Along the Gulf of Guinea in northwest Africa, residents blame climate change for accelerating the destruction of homes and beaches. Lawmakers and scientists say a network of sea walls is necessary to stem the destruction and save Ghana’s nascent tourism industry.
“Even this year, Totope we are not sure will be there,” says Israel Baako, chief executive of the Ada district.
Average sea levels rose 17 centimeters (6.7 inches) worldwide in the 20th century, according to the United Nations Intergovernmental Panel on Climate Change. The waters may advance a further 18 to 60 centimeters by 2100, the group estimates.
Ghana’s low-lying shore makes it particularly vulnerable says Rudolph Kuuzegh, the government’s environmental director, who estimates the ocean claims 1 to 3 meters of land a year.
Many of the 32 colonial forts along Ghana’s 335-mile (539- kilometer) coastline are being damaged, says A.K. Armah, an oceanography professor at the University of Ghana.
“We stand the risk of losing some of them,” he says. “Those that are built in areas experiencing rapid erosion.”
In the 15th century, Portuguese arrived on what became known as the Gold Coast in search of precious metals, pepper, ivory and slaves.
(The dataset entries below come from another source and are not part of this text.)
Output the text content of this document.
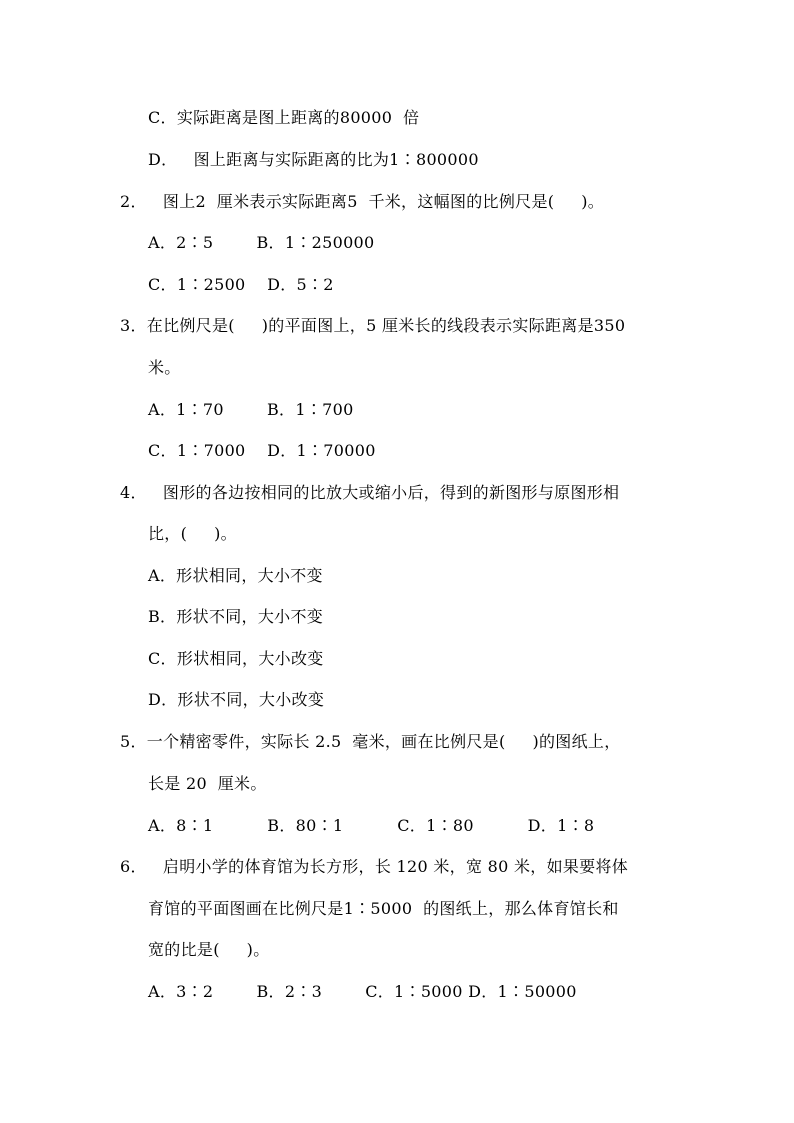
C．实际距离是图上距离的80000  倍
D．   图上距离与实际距离的比为1∶800000
2．   图上2  厘米表示实际距离5  千米，这幅图的比例尺是(     )。
A．2∶5        B．1∶250000
C．1∶2500    D．5∶2
3．在比例尺是(     )的平面图上，5 厘米长的线段表示实际距离是350
米。
A．1∶70        B．1∶700
C．1∶7000    D．1∶70000
4．   图形的各边按相同的比放大或缩小后，得到的新图形与原图形相
比，(     )。
A．形状相同，大小不变
B．形状不同，大小不变
C．形状相同，大小改变
D．形状不同，大小改变
5．一个精密零件，实际长 2.5  毫米，画在比例尺是(     )的图纸上，
长是 20  厘米。
A．8∶1          B．80∶1          C．1∶80          D．1∶8
6．   启明小学的体育馆为长方形，长 120 米，宽 80 米，如果要将体
育馆的平面图画在比例尺是1∶5000  的图纸上，那么体育馆长和
宽的比是(     )。
A．3∶2        B．2∶3        C．1∶5000 D．1∶50000
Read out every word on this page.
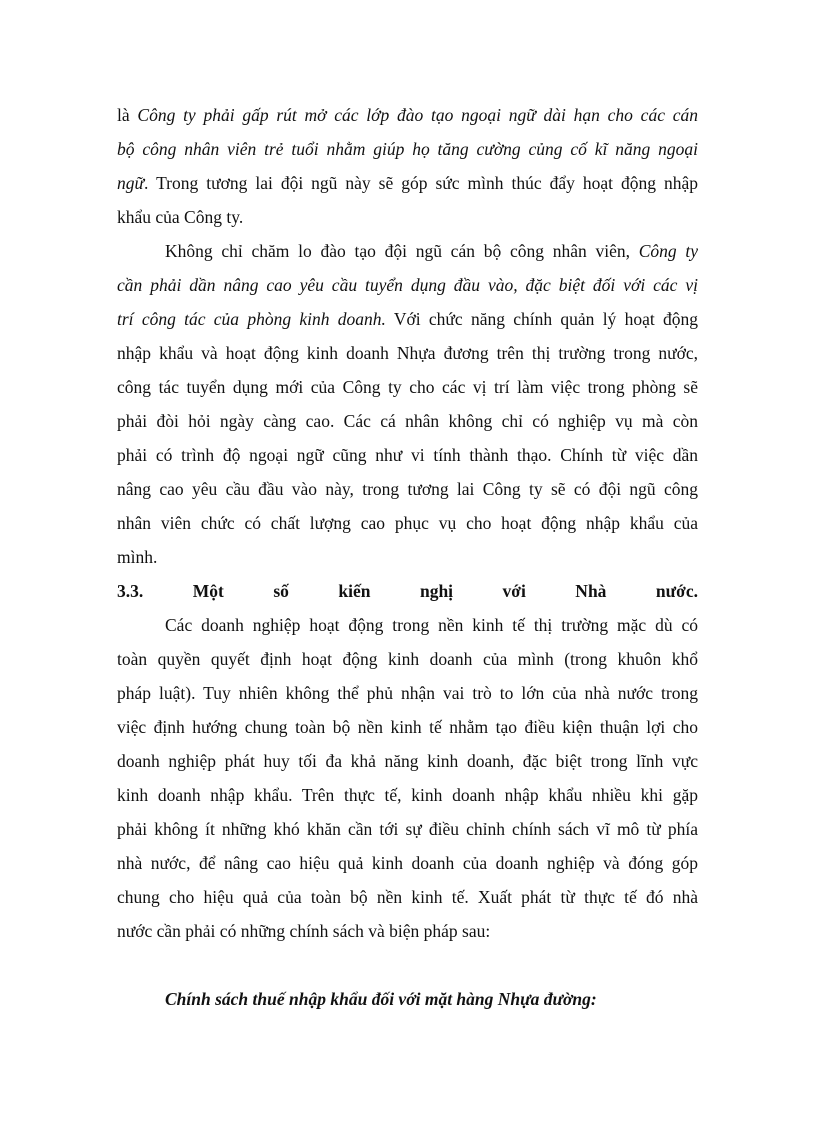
là Công ty phải gấp rút mở các lớp đào tạo ngoại ngữ dài hạn cho các cán
bộ công nhân viên trẻ tuổi nhằm giúp họ tăng cường củng cố kĩ năng ngoại
ngữ. Trong tương lai đội ngũ này sẽ góp sức mình thúc đẩy hoạt động nhập
khẩu của Công ty.
Không chỉ chăm lo đào tạo đội ngũ cán bộ công nhân viên, Công ty
cần phải dần nâng cao yêu cầu tuyển dụng đầu vào, đặc biệt đối với các vị
trí công tác của phòng kinh doanh. Với chức năng chính quản lý hoạt động
nhập khẩu và hoạt động kinh doanh Nhựa đương trên thị trường trong nước,
công tác tuyển dụng mới của Công ty cho các vị trí làm việc trong phòng sẽ
phải đòi hỏi ngày càng cao. Các cá nhân không chỉ có nghiệp vụ mà còn
phải có trình độ ngoại ngữ cũng như vi tính thành thạo. Chính từ việc dần
nâng cao yêu cầu đầu vào này, trong tương lai Công ty sẽ có đội ngũ công
nhân viên chức có chất lượng cao phục vụ cho hoạt động nhập khẩu của
mình.
3.3. Một số kiến nghị với Nhà nước.
Các doanh nghiệp hoạt động trong nền kinh tế thị trường mặc dù có
toàn quyền quyết định hoạt động kinh doanh của mình (trong khuôn khổ
pháp luật). Tuy nhiên không thể phủ nhận vai trò to lớn của nhà nước trong
việc định hướng chung toàn bộ nền kinh tế nhằm tạo điều kiện thuận lợi cho
doanh nghiệp phát huy tối đa khả năng kinh doanh, đặc biệt trong lĩnh vực
kinh doanh nhập khẩu. Trên thực tế, kinh doanh nhập khẩu nhiều khi gặp
phải không ít những khó khăn cần tới sự điều chỉnh chính sách vĩ mô từ phía
nhà nước, để nâng cao hiệu quả kinh doanh của doanh nghiệp và đóng góp
chung cho hiệu quả của toàn bộ nền kinh tế. Xuất phát từ thực tế đó nhà
nước cần phải có những chính sách và biện pháp sau:
Chính sách thuế nhập khẩu đối với mặt hàng Nhựa đường:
They gave way to Dutch and British merchants, who built up the slave trade along Africa’s west coast, which ultimately sent more than 12 million people into bondage, according to the UN.
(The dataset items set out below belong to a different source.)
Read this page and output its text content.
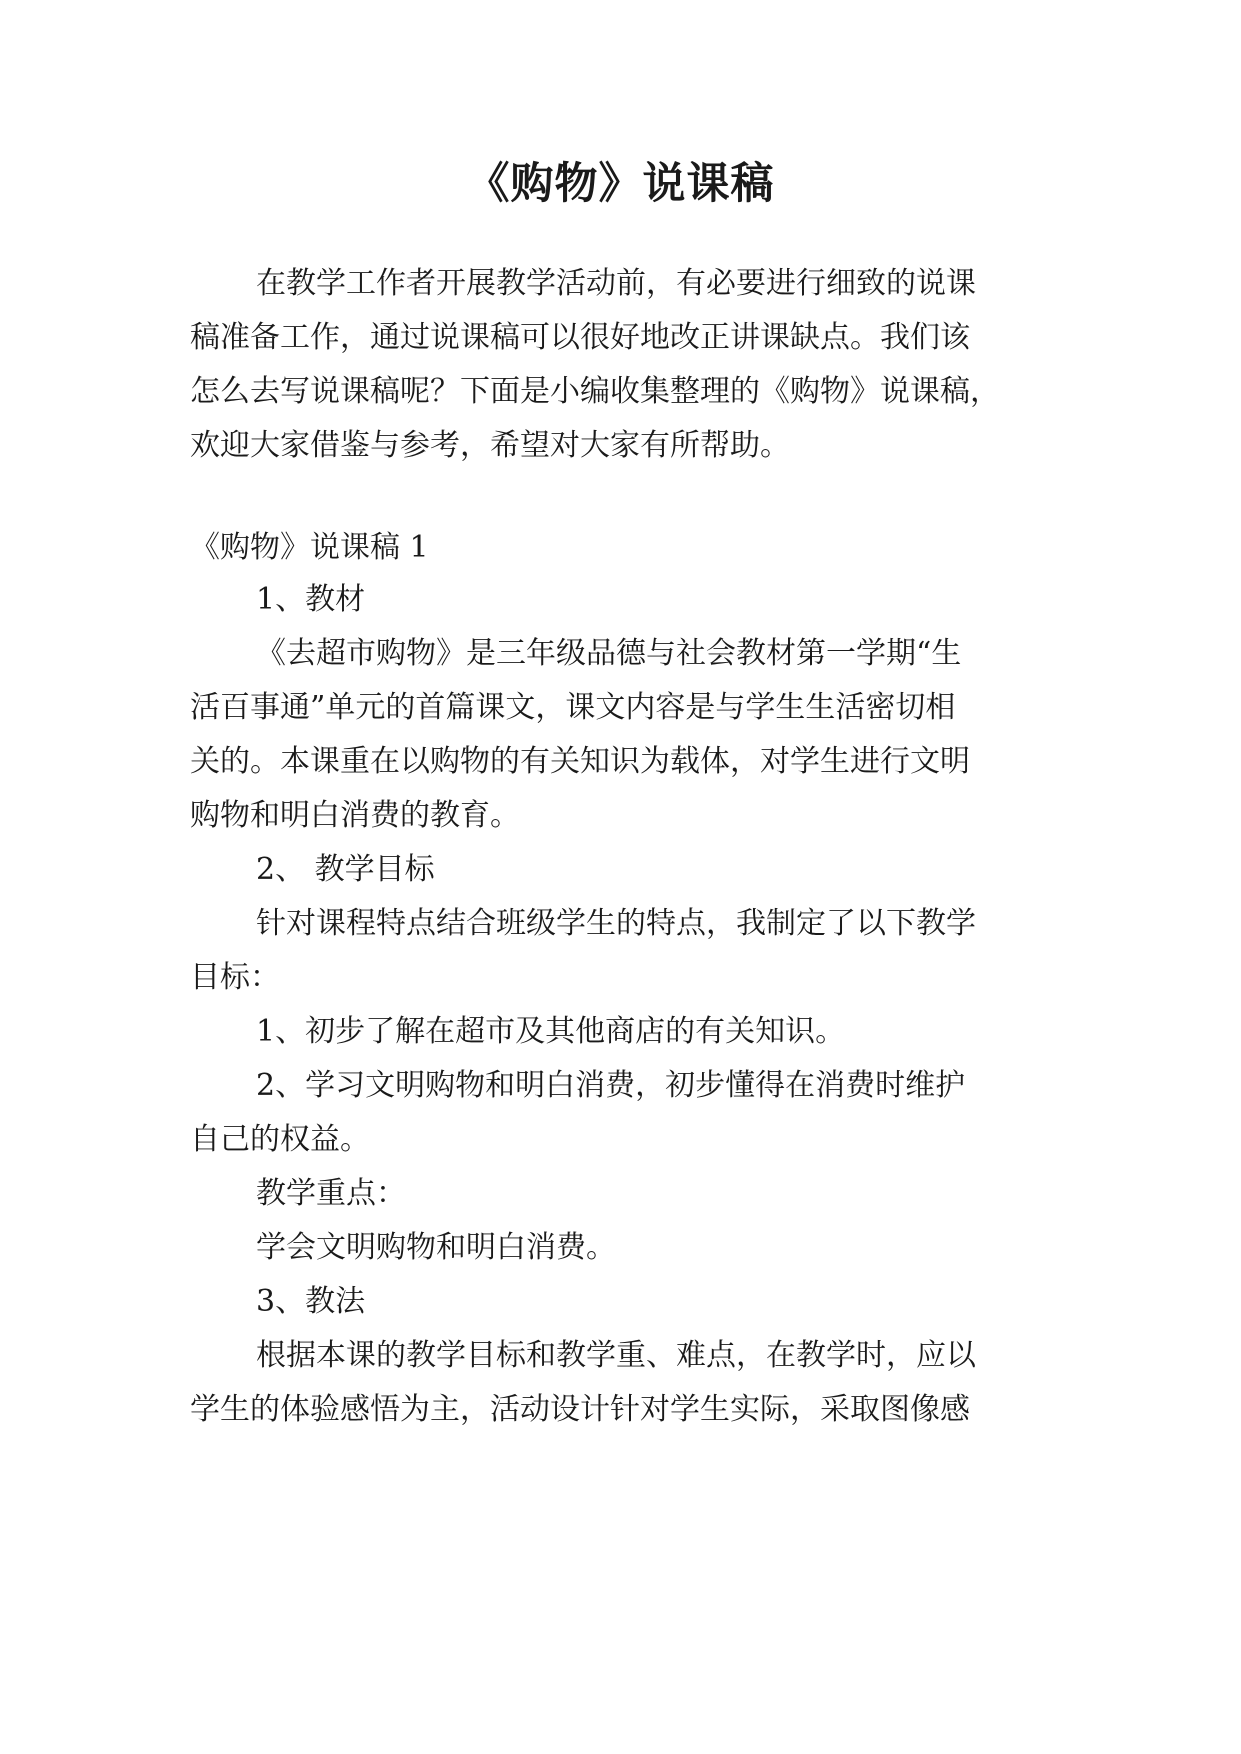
《购物》说课稿
在教学工作者开展教学活动前，有必要进行细致的说课
稿准备工作，通过说课稿可以很好地改正讲课缺点。我们该
怎么去写说课稿呢？下面是小编收集整理的《购物》说课稿，
欢迎大家借鉴与参考，希望对大家有所帮助。
《购物》说课稿 1
1、教材
《去超市购物》是三年级品德与社会教材第一学期“生
活百事通”单元的首篇课文，课文内容是与学生生活密切相
关的。本课重在以购物的有关知识为载体，对学生进行文明
购物和明白消费的教育。
2、 教学目标
针对课程特点结合班级学生的特点，我制定了以下教学
目标：
1、初步了解在超市及其他商店的有关知识。
2、学习文明购物和明白消费，初步懂得在消费时维护
自己的权益。
教学重点：
学会文明购物和明白消费。
3、教法
根据本课的教学目标和教学重、难点，在教学时，应以
学生的体验感悟为主，活动设计针对学生实际，采取图像感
Ghana is marketing its history as the embarkation point for many of those slaves to attract tourists. Last year, 497,000 visitors came to Ghana, many African-Americans making a pilgrimage to the former slave colony.
The government says tourism brought in $981 million last year, or about 6.5 percent of gross domestic product in a country where average annual income is $520 per capita.
For many, the culmination of their journey comes at Elmina. St. George’s Castle, the 15th century fort in the fishing town some 90 miles west of Accra, is the oldest European colonial building in sub-Saharan Africa.
The Portuguese garrison was a prison for thousands of Africans, the last place they saw before being shipped to the Americas as slaves.
Each day the whitewashed building, a UN World Heritage Site, is visited by groups of tourists who snap photos of the dungeons and “door of no return” where manacled slaves were hustled onto ships. Outside, Atlantic waves lap against the walls.
“If you want to increase tourism, you have to preserve the coastline,” Kuuzegh says.
One model for saving the nation’s history can be found at Keta, near the border with Togo.
The destruction of hundreds of homes in Keta prompted the government to spend $84 million to fend off the tides, said Edward Kofi Ahiabor, chief executive of the district.
Seven granite breakwaters jutting into the sea have helped reclaim land to which 300 displaced families were relocated. The project, completed in 2004, also includes two granite walls that protect Fort Prinzenstein, an 18th century trading post.
Akorli James-Ocloo, a tour guide at the fort, was one of those who had to move inland to survive.
“My family home used to be there,” he said, climbing up a crumbling fort wall to point out a cluster of fishing canoes bobbing in the waves several hundred yards offshore. “The sea destroyed our house, so we moved to town.”
Meanwhile, the UN has funded a 300,000-euro ($469,000) project to rebuild Accra’s Ussher Fort, which houses a museum about the slave trade.
The government is planning another wall to preserve Totope.
The 40 million-euro line of concrete breakwaters will divert tides and sand at the mouth of the Volta River and save the homes of 50,000 people along 14 kilometers of coast, says Abubakar Saddique Boniface, minister of water resources.
Even the latest land-saving projects are only a temporary solution if the world doesn’t address the problem of global warming, Kuuzegh says.
“The sea defense wall, in the long run, will not stand the test of time,” he says.
At Totope, Amartey, a statistician at the Ministry of Food and Agriculture, turns from the ruins of his family home and casts an eye out to the turquoise ocean, where a man is bathing, and contemplates the task ahead.
“These were people’s houses which were miles from the sea,” he says. “It will be very difficult, but the situation demands it.”